We analyzed data from 86 complex cells in area 17 of 37 adult cats. Of these, three neurons were recorded in penetrations in the area 17/18 border zones, but their tuning properties such as the receptive field size and optimal spatial frequency were close to those of average area 17 cells. Therefore these cells are included in the rest of the analyses. To compare spatial properties between complex cell subunits and simple cell receptive fields, we also analyzed data from 152 simple cells in area 17. Simple and complex cells were classified based on the ratio of the first harmonic amplitude to the mean discharge rate for responses to drifting sinusoidal gratings (Li et al. 2003; Skottun et al. 1991). For complex cells, the spatial structure of subunits and receptive fields were computed through the second-order interaction analysis. As described in the previous section, second-order interaction maps were calculated at a temporal offset (=0) between the reference and neighboring stimuli, i.e., between two simultaneously presented stimuli. To obtain second-order interaction maps with sufficient signal-to-noise ratios, the analysis requires more spikes than the first-order analysis. Thus our sample contained fewer complex cells than simple cells, for which receptive fields were calculated through the first-order analysis. The average numbers of spikes collected during one measurement with the dynamic noise stimuli were 9,867.7 ± 9,221.8 for complex cells and 4,454.2 ± 3,935.0 for simple cells (mean ± SD). The minimum numbers of spikes were 649 and 180 for complex and simple cells, respectively. Likewise, the maxima were 47,115 and 20,017.
One of the major purposes of this study was to examine spatial pooling of subunits that collectively constitute the receptive fields of single complex cells. To achieve this goal, spatial characteristics were compared between the subunits and the overall receptive fields for individual complex cells. If the hierarchical model of Hubel and Wiesel (1962) is correct (Alonso and Martinez 1998; Martinez and Alonso 2001; but see also Toyama et al. 1981), subunits of a complex cell should closely reflect properties of simple cells contributing inputs to it. Although simple cells in our population were recorded separately from complex cells and do not have direct connection to the complex cells, we were able to compare the two cell types as groups. Specifically, it is worth comparing corresponding parameters between the subunits of complex cells and the receptive fields of simple cells. The simple and complex cells were recorded from the same set of electrode tracks in the same animals using 2D dynamic noise stimuli, although the proportions of cell types varied from one track to another.
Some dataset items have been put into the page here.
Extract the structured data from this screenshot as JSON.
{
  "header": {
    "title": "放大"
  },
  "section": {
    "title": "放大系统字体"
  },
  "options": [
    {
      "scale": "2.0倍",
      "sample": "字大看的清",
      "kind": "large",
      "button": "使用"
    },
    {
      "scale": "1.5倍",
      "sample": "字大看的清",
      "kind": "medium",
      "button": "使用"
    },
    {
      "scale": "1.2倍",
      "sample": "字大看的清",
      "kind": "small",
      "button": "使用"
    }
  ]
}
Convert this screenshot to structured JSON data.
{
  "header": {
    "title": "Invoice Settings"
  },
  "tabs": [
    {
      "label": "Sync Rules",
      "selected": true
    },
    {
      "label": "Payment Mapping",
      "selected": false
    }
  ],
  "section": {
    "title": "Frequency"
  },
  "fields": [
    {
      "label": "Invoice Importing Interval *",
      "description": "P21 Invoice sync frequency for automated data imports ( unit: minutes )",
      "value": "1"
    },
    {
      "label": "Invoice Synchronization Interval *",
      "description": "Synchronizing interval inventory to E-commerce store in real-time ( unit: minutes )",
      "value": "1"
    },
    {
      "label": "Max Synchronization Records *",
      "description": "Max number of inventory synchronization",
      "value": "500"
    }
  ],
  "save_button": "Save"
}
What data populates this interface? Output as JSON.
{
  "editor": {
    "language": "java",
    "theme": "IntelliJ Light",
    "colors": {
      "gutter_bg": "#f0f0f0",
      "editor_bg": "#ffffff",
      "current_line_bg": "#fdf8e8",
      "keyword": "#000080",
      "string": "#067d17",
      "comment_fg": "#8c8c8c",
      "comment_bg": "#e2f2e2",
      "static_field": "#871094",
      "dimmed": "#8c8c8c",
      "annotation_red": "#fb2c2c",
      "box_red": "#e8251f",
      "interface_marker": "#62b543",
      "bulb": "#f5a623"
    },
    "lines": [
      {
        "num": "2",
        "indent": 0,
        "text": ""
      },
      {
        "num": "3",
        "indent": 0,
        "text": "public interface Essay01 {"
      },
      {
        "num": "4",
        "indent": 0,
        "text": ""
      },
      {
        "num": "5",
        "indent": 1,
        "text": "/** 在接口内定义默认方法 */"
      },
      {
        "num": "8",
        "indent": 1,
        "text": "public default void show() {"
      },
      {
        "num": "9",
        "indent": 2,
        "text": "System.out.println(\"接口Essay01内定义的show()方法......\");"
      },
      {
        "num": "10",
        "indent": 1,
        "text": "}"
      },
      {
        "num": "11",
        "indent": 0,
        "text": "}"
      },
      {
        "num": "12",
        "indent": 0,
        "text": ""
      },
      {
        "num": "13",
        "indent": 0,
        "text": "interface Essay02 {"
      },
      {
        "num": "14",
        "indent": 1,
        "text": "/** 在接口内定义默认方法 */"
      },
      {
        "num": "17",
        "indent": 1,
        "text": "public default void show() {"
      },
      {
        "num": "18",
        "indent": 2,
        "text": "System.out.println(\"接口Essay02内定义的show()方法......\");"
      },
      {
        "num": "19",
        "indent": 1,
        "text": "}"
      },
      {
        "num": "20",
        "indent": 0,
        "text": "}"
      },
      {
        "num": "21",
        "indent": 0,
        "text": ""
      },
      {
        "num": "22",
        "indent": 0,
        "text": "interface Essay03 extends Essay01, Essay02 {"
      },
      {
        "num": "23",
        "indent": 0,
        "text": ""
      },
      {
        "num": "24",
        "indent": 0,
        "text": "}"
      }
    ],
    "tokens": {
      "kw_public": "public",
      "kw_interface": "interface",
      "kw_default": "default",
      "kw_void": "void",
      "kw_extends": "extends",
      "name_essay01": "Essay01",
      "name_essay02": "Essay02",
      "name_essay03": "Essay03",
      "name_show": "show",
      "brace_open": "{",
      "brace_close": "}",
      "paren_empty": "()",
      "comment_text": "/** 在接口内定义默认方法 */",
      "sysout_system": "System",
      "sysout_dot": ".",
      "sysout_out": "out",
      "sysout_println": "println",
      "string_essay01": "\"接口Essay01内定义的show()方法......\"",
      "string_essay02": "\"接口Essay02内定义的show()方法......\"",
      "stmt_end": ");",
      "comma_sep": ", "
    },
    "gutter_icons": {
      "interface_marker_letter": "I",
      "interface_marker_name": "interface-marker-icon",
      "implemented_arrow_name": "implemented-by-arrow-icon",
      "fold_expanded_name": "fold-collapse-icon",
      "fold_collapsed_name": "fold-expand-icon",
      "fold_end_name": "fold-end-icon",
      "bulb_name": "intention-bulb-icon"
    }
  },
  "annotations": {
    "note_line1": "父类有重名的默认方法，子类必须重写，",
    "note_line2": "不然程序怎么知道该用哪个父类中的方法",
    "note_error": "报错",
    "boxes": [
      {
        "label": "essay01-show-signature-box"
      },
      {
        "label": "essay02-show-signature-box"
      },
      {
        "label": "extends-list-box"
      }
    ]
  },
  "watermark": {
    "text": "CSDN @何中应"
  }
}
Second-order interaction maps
Figure 4 shows a representative example of the second-order interaction analysis for a complex cell. In Fig. 4A, interaction maps are tiled to reflect the spatial locations of their references. Although the references may be at every dot location of the stimuli, the results are displayed here for reference positions at every two stimulus dots. The interaction maps at the top left and center in Fig. 4A are partially overlapping in the actual stimulus domain, as indicated on a noise stimulus frame (Fig. 4B), and outlined by dashed and thick lines, respectively. The interaction maps vary in shape depending on reference positions (Szulborski and Palmer 1990). The central interaction map in A is also shown magnified in Fig. 4C. To determine the spatial extent of a subunit in the map, the partial Hilbert transform (Hahn 1992) was performed as shown in Fig. 4D and then the envelope was obtained as shown in Fig. 4E. Note that Fig. 4, C and D differ in spatial phase by 90° and thus form a quadrature pair. To illustrate the bounds of the interaction map, the dashed line is drawn in Fig. 4, C and E at a criterion level that is 5% of the peak height of the 2D Gaussian function fitted to the envelope of the interaction map. By taking the square root of the sum of the squared envelope maps for all reference positions, the receptive field of the complex cell was obtained as shown in Fig. 4F.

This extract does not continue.